Nesse filme do diretor argentino Hernán Goldfrid, acompanhamos Roberto Bermudez (Ricardo Darín), um especialista em Direito Criminal que ministra um curso bastante concorrido na universidade local. Seco e um tanto quanto arrogante, Roberto já não vê as coisas com o idealismo da juventude por saber como tudo funciona na prática. Apesar disto, ele sente-se incomodado com o jovem Gonzalo (Alberto Ammann), filho de um velho conhecido, que está matriculado em seu curso, simplesmente por ser seu fã. Quando um brutal assassinato acontece perto da universidade, o professor logo se interessa pelo caso e passa a investigá-lo, por mera curiosidade e graças aos anos de profissão na área criminal. Uma pista leva a outra e, pouco a pouco, Roberto passa a desconfiar que Gonzalo esteja por trás do crime. Confira o trailer:

Um elemento que me chamou muito atenção em "Tese sobre um Homicídio" é justamente como o roteiro do Patricio Vega consegue criar um clima misterioso e bastante envolvente em torno de uma possível paranoia de Roberto - principalmente a partir de seu relacionamento com Gonzalo. Cria-se aí uma espécie de confronto psicológico dos mais interessantes onde cada um dos personagens se desafiam a todo instante. O curioso é que, por mais que os indícios apresentados por Roberto, sejam nítidos e até óbvios se olharmos pela perspectiva de quem conhece o gênero, o filme jamais os assume o fato de que ele possa estar certo. Reparem.
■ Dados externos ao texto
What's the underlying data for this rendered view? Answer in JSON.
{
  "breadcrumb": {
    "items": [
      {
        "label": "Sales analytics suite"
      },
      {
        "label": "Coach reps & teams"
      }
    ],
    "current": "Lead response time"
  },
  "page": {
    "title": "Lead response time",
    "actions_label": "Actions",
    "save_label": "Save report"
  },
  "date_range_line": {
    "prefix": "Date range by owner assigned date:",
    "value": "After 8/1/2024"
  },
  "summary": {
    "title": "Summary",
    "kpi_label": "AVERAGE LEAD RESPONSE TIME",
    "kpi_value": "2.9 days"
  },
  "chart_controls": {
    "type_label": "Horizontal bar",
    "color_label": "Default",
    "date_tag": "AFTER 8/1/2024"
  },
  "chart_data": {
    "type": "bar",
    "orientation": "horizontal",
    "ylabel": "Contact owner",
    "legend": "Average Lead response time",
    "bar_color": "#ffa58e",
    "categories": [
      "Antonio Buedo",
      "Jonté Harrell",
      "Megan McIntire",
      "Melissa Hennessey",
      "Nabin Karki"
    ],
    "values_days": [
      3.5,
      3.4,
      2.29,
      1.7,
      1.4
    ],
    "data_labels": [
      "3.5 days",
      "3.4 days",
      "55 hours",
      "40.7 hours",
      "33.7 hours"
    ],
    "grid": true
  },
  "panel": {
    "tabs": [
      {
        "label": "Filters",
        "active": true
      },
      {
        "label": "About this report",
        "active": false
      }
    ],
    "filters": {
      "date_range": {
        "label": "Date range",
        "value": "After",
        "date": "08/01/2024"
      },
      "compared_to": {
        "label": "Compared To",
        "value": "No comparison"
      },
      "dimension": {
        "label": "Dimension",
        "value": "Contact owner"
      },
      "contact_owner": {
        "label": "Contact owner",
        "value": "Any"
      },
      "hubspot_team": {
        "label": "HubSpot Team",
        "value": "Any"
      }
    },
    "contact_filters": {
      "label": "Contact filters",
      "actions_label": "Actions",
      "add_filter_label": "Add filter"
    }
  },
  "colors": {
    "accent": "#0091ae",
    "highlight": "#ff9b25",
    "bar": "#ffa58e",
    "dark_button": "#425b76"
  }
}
Ricardo Darín, claro, dá outro show. Seu personagem sente a progressão da história fisicamente, mas é mentalmente que ele vai ganhando camadas profundas: se ele bebe e fuma cada vez mais, é com seu descontrole que ele parece se preocupar e isso ajuda a expor uma complexidade que poucos estão dispostos a encarar. A direção de fotografia de Rolo Pulpeiro está completamente alinhada com um conceito de direção bastante estiloso de Hernán Goldfrid - como se os atores estivessem livres para brilhar em cima de uma história maravilhosamente bem contada em imagens e diálogos - e como disse inicialmente: sem inventar ou encontrar uma solução mirabolante para justificar suas escolhas. Como diz o protagonista: o segredo está no detalhe!

Baseado no livro deDiego Paszkowski,  "Tese sobre um Homicídio" não se propõe a fechar uma questão sem nos colocar para pensar (daí a força do seu título) - isso é preciso ficar claro! O que não deixa a narrativa didática demais, porém pode decepcionar quem prefere algo mais mastigado como em outros filmes do gênero, porém a jornada é tão interessante quanto o final e vale muito a pena pelo entretenimento de excelente qualidade!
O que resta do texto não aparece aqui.